The book does a fine job laying out the case for the imminent decline of traditional energy sources, and more or less succeeds in demonstrating that it is improbable that we can maintain current per capita energy consumption, never mind expect China and India to mimic the US or Europe.
Unfortunately, the book has a glaring structural failure in the way it polarizes sustainable energy use and consumerism, essentially rendering them mutually exclusive. Now some may see this as a simple fact, but there is a naïve projection that somehow this position is devoid of selfishness and harm, or that radical energy conservation somehow negates war and conflict over fuel.
The duality presented is exactly the “black and white” absolutism he later disclaims.
There are also crippling contradictions. For example, Mobbs says ramping up nuclear power is a “non-starter” because the sequestration of radioactive waste cannot be made safe beyond a reasonable doubt.
However, he backs down from this yardstick when it comes to issues close to his heart. On page 166 he motivates for inducing energy poverty with this statement: “…if you can’t act upon knowledge based precaution, and you must wait for certainty, how can you act until it is too late?”
Similarly, Mobbs has no problem with the lack of beyond a reasonable doubt ‘science’ that revolves around anthropogenic climate change, and is excessively casual about the inconsequential debris called the Kyoto Protocol.
This is Mobbs’ politics speaking, and he’s entitled to it. But the bias disturbs the intent of the message; a secular John the Baptist crying “make low the shopping malls”. This politics also fertilizes a conspiracy mentality, and you just know that Paul Mobbs has a mental image of industrialists as the top-hatted, coat-tailed and mustachioed man who graces Monopoly boards.

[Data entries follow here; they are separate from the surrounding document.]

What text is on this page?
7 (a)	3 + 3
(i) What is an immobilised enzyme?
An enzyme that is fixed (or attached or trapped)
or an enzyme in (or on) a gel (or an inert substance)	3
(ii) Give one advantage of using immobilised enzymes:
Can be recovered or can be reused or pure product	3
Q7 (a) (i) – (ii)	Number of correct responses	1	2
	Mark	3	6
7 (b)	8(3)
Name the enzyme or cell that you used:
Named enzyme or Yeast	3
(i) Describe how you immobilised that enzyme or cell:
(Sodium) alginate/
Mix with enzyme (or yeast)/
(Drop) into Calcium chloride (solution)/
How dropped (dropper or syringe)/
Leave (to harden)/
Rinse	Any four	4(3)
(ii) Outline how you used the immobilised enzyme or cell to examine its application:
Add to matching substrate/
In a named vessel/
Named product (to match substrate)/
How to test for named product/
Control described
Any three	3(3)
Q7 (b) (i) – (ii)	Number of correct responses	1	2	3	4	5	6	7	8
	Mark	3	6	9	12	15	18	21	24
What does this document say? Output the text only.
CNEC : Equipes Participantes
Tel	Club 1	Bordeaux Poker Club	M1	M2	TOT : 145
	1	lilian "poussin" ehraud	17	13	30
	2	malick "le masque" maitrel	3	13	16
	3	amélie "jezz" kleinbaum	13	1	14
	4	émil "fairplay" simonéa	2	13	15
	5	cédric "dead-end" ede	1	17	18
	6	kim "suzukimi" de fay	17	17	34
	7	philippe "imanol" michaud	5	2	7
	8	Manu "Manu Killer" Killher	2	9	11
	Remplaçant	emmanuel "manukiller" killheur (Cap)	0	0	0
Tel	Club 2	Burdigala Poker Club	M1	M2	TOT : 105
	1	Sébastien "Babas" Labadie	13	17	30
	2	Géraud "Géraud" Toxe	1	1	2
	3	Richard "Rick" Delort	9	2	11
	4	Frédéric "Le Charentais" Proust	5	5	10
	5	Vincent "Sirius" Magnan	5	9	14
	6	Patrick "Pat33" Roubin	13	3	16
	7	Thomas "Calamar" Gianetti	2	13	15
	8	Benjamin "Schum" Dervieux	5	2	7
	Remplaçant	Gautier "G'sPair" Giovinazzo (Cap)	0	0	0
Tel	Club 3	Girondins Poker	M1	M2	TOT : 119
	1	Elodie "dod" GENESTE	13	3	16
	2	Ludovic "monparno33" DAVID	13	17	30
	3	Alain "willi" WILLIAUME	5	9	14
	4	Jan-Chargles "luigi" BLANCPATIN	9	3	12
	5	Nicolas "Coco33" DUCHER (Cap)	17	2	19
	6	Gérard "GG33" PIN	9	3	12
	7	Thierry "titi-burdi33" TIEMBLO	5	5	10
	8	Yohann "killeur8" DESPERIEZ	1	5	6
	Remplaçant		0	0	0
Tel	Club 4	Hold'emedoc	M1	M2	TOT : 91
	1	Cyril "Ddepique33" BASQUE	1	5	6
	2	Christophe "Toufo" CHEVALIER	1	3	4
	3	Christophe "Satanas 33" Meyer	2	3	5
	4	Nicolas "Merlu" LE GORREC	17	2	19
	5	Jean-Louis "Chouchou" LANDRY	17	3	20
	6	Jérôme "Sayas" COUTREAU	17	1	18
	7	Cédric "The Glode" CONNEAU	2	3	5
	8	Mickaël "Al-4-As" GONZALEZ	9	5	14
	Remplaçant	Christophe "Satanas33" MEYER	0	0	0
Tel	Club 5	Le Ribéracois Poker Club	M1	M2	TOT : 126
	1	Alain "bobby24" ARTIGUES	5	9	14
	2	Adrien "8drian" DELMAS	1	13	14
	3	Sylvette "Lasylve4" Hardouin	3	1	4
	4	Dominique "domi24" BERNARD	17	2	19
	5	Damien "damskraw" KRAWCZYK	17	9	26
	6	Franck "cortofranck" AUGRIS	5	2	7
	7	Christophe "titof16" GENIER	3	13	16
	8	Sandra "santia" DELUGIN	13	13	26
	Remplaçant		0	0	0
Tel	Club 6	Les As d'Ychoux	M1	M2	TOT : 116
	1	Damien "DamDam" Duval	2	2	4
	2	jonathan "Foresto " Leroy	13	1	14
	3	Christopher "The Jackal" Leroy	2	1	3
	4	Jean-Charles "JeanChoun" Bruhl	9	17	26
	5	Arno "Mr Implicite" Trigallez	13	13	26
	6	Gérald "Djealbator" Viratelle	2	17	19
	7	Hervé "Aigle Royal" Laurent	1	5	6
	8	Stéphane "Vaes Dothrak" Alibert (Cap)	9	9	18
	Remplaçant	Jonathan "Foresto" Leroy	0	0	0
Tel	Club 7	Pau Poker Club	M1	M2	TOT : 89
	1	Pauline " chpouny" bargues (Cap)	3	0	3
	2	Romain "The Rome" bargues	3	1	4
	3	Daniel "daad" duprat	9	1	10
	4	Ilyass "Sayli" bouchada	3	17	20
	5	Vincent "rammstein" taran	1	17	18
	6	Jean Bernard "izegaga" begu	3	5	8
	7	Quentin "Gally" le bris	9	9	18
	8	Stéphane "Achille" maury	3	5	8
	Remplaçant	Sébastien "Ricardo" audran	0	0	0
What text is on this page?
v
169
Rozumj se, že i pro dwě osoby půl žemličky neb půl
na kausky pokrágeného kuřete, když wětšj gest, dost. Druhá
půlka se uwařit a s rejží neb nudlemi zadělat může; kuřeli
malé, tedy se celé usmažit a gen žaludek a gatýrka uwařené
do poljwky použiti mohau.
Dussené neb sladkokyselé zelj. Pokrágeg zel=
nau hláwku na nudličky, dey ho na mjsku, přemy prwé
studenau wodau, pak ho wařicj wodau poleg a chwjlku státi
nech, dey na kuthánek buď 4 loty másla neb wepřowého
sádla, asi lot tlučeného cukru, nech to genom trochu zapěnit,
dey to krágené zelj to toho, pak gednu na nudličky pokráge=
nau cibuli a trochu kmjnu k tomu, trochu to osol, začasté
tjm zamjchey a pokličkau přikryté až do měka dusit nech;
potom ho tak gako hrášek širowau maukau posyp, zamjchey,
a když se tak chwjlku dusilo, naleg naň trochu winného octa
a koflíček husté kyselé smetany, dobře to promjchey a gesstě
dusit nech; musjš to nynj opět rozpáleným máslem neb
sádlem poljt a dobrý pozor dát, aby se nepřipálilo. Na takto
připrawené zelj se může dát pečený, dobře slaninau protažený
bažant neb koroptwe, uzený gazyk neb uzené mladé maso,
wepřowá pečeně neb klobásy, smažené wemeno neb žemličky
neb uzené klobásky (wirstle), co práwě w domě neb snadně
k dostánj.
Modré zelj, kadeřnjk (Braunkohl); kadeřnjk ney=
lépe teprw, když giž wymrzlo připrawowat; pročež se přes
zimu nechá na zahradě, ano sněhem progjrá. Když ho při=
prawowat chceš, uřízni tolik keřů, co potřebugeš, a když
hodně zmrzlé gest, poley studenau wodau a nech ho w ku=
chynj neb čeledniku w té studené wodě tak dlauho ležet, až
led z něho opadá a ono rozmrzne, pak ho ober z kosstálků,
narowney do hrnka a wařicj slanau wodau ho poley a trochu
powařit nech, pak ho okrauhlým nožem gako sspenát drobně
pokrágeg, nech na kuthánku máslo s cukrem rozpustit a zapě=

One conspiracy set forth is that the evil genius George Bush trashed Kyoto at the behest of an extremist think-tank that commanded him to hire from an approved list of enviro misfits who wreak havoc for corporate pleasure. So if you’re a climate skeptic, you’re bought and paid for by lobbies. If you’re Bjorn Lomborg (The Skeptical Environmentalist) then Mobbs says, falsely, that you propose a “burn it all” policy.
Why has “human consciousness”, as Mobbs might fashion it, become so resistant to the fact that the Kyoto protocol was killed by the United States Senate long before George Bush claimed the presidency? Or that environmentalism is oppressively corporatist and susceptible to financial inducement?
It’s an intellectual fetish that cannot resonate with the masses Mobbs seeks to convert to his philosophy of voluntary energy poverty.
Indeed, this is the most curious aspect of the book. Mobbs is essentially making a moral appeal which does imply and require an absolute. He repeatedly urges obedience to the iron laws of energy supply and resource abundance. Yet when it comes to the iron laws of economics he says the government should defy them for a greater good.
Yet what is this higher principle? If you disclaim an absolute morality, as Mobbs does, then you cannot invoke one morality over another. You are left with the Hobbesian world we do inhabit, and Mobbs is better off dealing in raw politics, which is the art of getting things done, not wish fulfillment.
And the reason radical environmentalism is not politically successful is because it treats humans as alien to this planet. Hence, the policy recommendations in the book, such as they are, are hopeless.
That said, please read Energy Beyond Oil. It is an important work insofar as it hints at the extreme instability facing the globe in an energy deficient but dependent environment.